This particular pattern is very popular and I see that Ravelry alone has 647 projects made from it. My customisation was to make it a shoulder bag and add a knit thingummy.
Yarn: Acrylic that Yasmin sent me and I used for my Tunisian baby jacket a while ago. It’s squeaky and fuzzy, but works fine for a bag. Plus the colours go well together. I used up the pink completely, but have amounts of the white and purple left over.
Pattern: Haekelbeutel (PDF link, German also available), of course, by Inga Joana Mertens. The Rav page is here. Instead of making the 16 squares, I made 6 squares and 4 triangles, because it was fairly obvious that the number of rows I chose to make them would give me a huge sack and also, I was feeling too lazy to make so many of them. Since I had an even number of pieces and an odd number (3) of colours, I did my best to randomise the order of the colour changes, and then make two of each so the opposite sides of the bag would match. You could choose any square pattern, solid or not, as you wished, which is the beauty of this pattern. And the size of the square would determine how big your bag is. Nothing would stop you from knitting the squares, either. Although then it would be a Strickebeutel, I suppose. (Mine is just a Beutling, should have been a Beutchen).
Size: About 13″ x 8″
Time: About 4 days to finish the bag and as many weeks months to actually line it. No, about 2 months to line it. Seriously, I’m terrified of sewing, whether by hand or machine.

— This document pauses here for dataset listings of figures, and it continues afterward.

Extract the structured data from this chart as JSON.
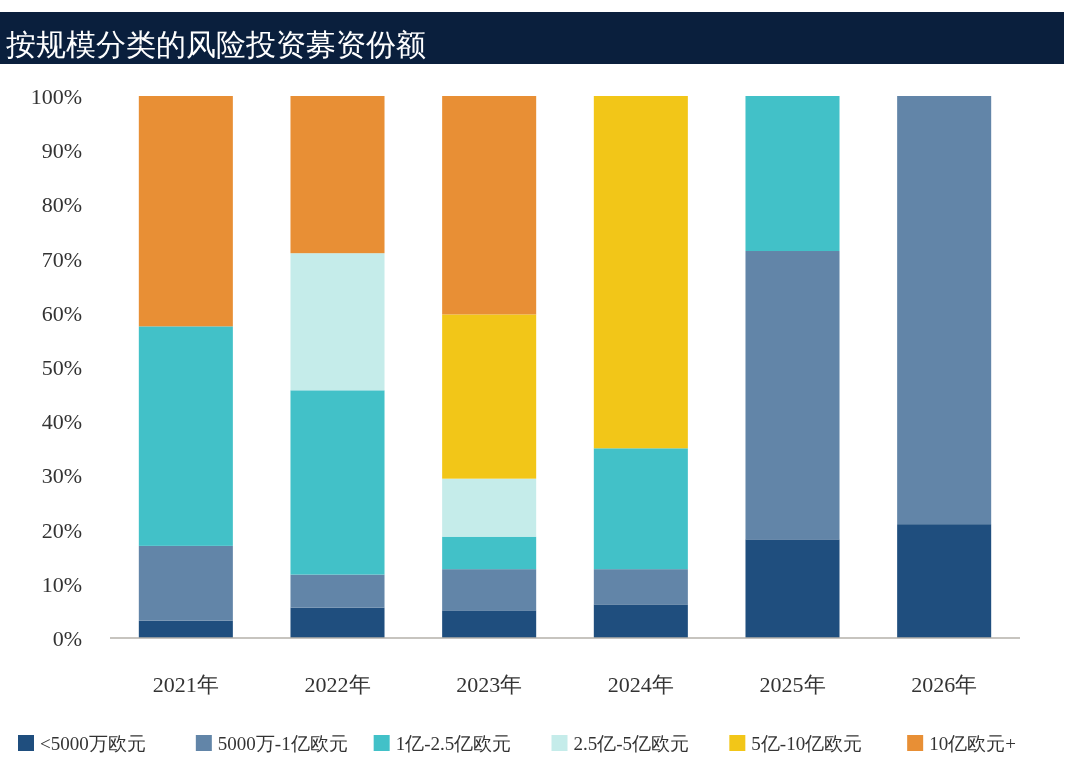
{
  "chart_data": {
    "type": "bar",
    "title": "按规模分类的风险投资募资份额",
    "categories": [
      "2021年",
      "2022年",
      "2023年",
      "2024年",
      "2025年",
      "2026年"
    ],
    "stacked": true,
    "ylim": [
      0,
      100
    ],
    "yticks": [
      {
        "value": 0,
        "label": "0%"
      },
      {
        "value": 10,
        "label": "10%"
      },
      {
        "value": 20,
        "label": "20%"
      },
      {
        "value": 30,
        "label": "30%"
      },
      {
        "value": 40,
        "label": "40%"
      },
      {
        "value": 50,
        "label": "50%"
      },
      {
        "value": 60,
        "label": "60%"
      },
      {
        "value": 70,
        "label": "70%"
      },
      {
        "value": 80,
        "label": "80%"
      },
      {
        "value": 90,
        "label": "90%"
      },
      {
        "value": 100,
        "label": "100%"
      }
    ],
    "legend": "bottom",
    "series": [
      {
        "name": "<5000万欧元",
        "color": "#1f4e7e",
        "values": [
          3.2,
          5.6,
          5.1,
          6.2,
          18.2,
          21.0
        ]
      },
      {
        "name": "5000万-1亿欧元",
        "color": "#6285a8",
        "values": [
          13.8,
          6.1,
          7.6,
          6.5,
          53.2,
          79.0
        ]
      },
      {
        "name": "1亿-2.5亿欧元",
        "color": "#42c1c8",
        "values": [
          40.5,
          34.0,
          6.0,
          22.3,
          28.6,
          null
        ]
      },
      {
        "name": "2.5亿-5亿欧元",
        "color": "#c5ecea",
        "values": [
          null,
          25.3,
          10.7,
          null,
          null,
          null
        ]
      },
      {
        "name": "5亿-10亿欧元",
        "color": "#f2c618",
        "values": [
          null,
          null,
          30.3,
          65.0,
          null,
          null
        ]
      },
      {
        "name": "10亿欧元+",
        "color": "#e88f35",
        "values": [
          42.5,
          29.0,
          40.3,
          null,
          null,
          null
        ]
      }
    ]
  }
}
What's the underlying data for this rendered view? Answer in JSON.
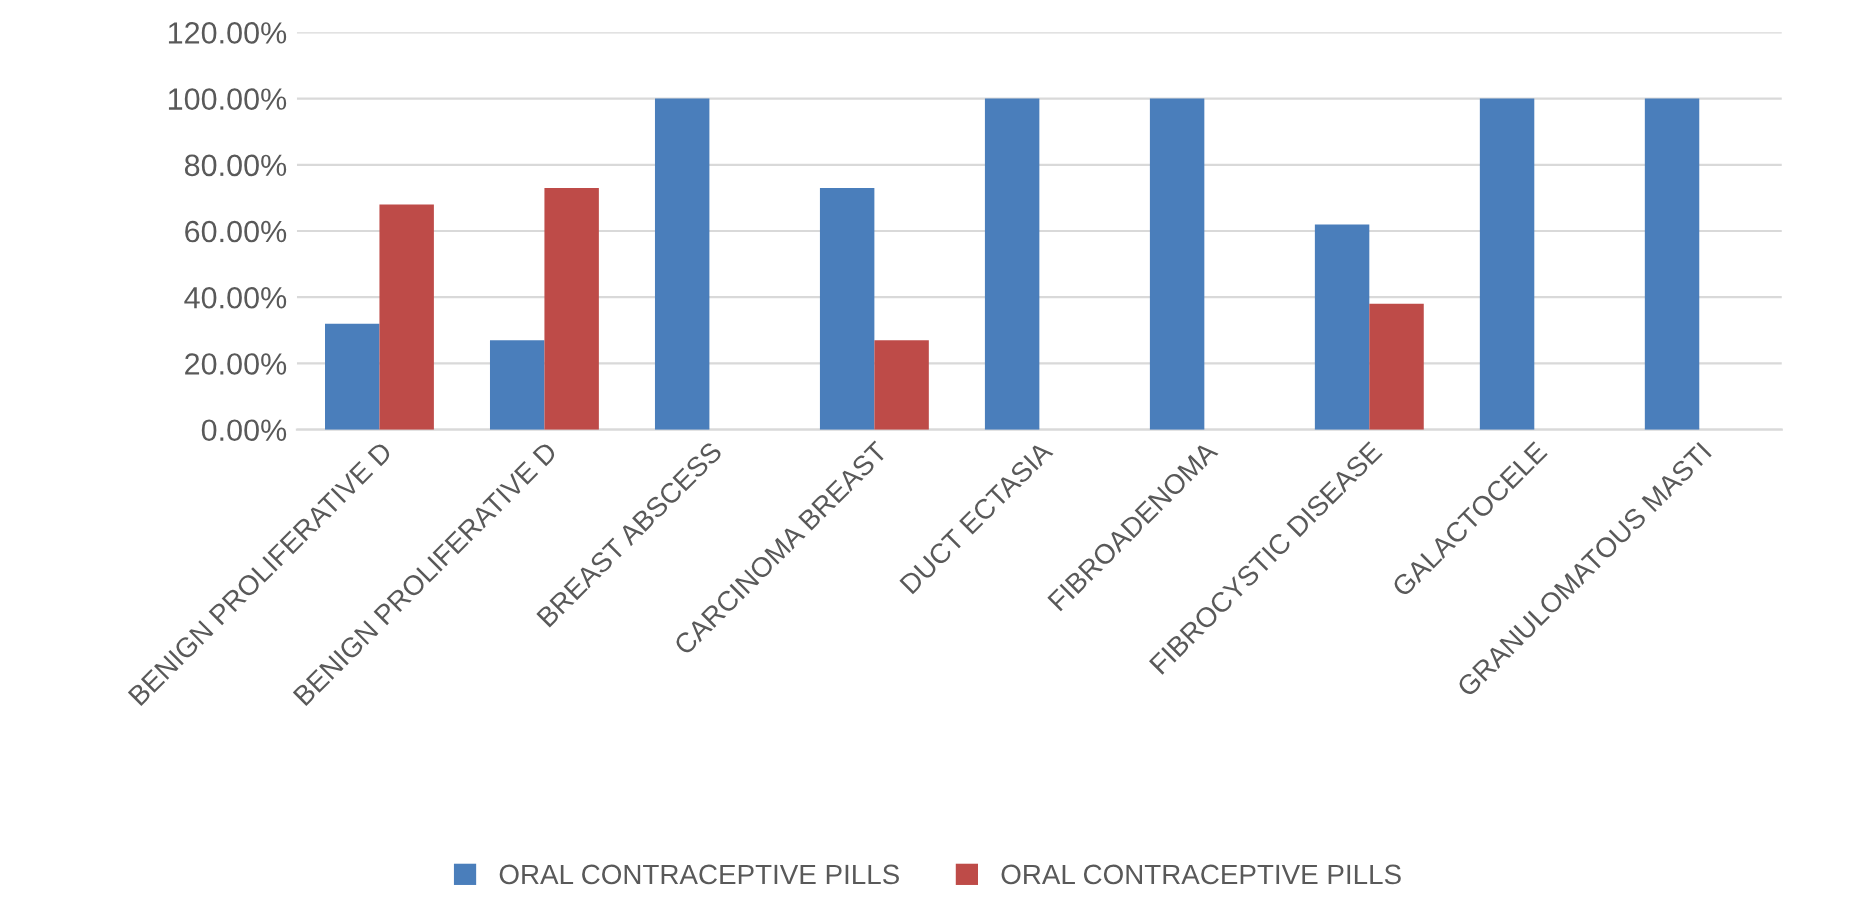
{
  "chart_data": {
    "type": "bar",
    "categories": [
      "BENIGN PROLIFERATIVE D",
      "BENIGN PROLIFERATIVE D",
      "BREAST ABSCESS",
      "CARCINOMA BREAST",
      "DUCT ECTASIA",
      "FIBROADENOMA",
      "FIBROCYSTIC DISEASE",
      "GALACTOCELE",
      "GRANULOMATOUS MASTI"
    ],
    "series": [
      {
        "name": "ORAL CONTRACEPTIVE PILLS",
        "color": "#4a7ebb",
        "values": [
          32,
          27,
          100,
          73,
          100,
          100,
          62,
          100,
          100
        ]
      },
      {
        "name": "ORAL CONTRACEPTIVE PILLS",
        "color": "#be4b48",
        "values": [
          68,
          73,
          null,
          27,
          null,
          null,
          38,
          null,
          null
        ]
      }
    ],
    "ylim": [
      0,
      120
    ],
    "yticks": [
      {
        "value": 0,
        "label": "0.00%"
      },
      {
        "value": 20,
        "label": "20.00%"
      },
      {
        "value": 40,
        "label": "40.00%"
      },
      {
        "value": 60,
        "label": "60.00%"
      },
      {
        "value": 80,
        "label": "80.00%"
      },
      {
        "value": 100,
        "label": "100.00%"
      },
      {
        "value": 120,
        "label": "120.00%"
      }
    ],
    "grid": "y",
    "legend": "bottom"
  }
}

Extra #1. I used the polka dot fabric from the dress I blogged about almost a month ago. Nobody could ever accuse me of having an eye for colour or taste. (Polka dots with stripes! In non-matching colours!) Luckily, my revulsion of feeling after the lining was done was not matched by everyone and I gave the bag away to the MIL who took a shine to it. I also made a tiny pouch for a cell phone with the leftover bits of fabric. More pics on either my Flickr page ( click through from that photo) or my Rav project page.
#2. Even with such a simple construction, I confused myself when crocheting the pieces together and had to frog once not to end up with an unidentifiable 3D object like one of those hyperbolic art pieces.
#3. My favourite part of the bag though is the two-colour thingummy I made at the top. Due entirely to my tight gauge with two yarns, the thingummy (is a technical term, I swear) drew in on itself, thus making an opening smaller than the actual bag body. Neat, what? I went around on a circular needle after picking up stitches around the top, knit in stockinette for as long as I wanted the thingummy to be high, then purled one row with a contrast colour, knit for the same number of rows again. Folded it over at the purl row (which forms a natural hinge) and knit the final row together with the back of the first row. Voila, a nice neat thingummy. Makes me proud, it does. The actual knitting involved knitting the stitches of one colour on one pass while slipping the stitches of the other colour, and then doing the reverse on the second pass. I must strand very tightly, hence the thing drew together to become smaller than it began its life. On the inside I just used the white and left the purple out. Perhaps I slipped stitches again…how did the inside end up as small as the outside? Maybe a different size needle. Hmm.
#4. The handle was a lengthwise chain followed by sort of tapestry crocheting (crocheting over the unused colour), attached to curtain rings with their hooks broken off and crocheted over.
That’s it, really. And I don’t even have to carry it around.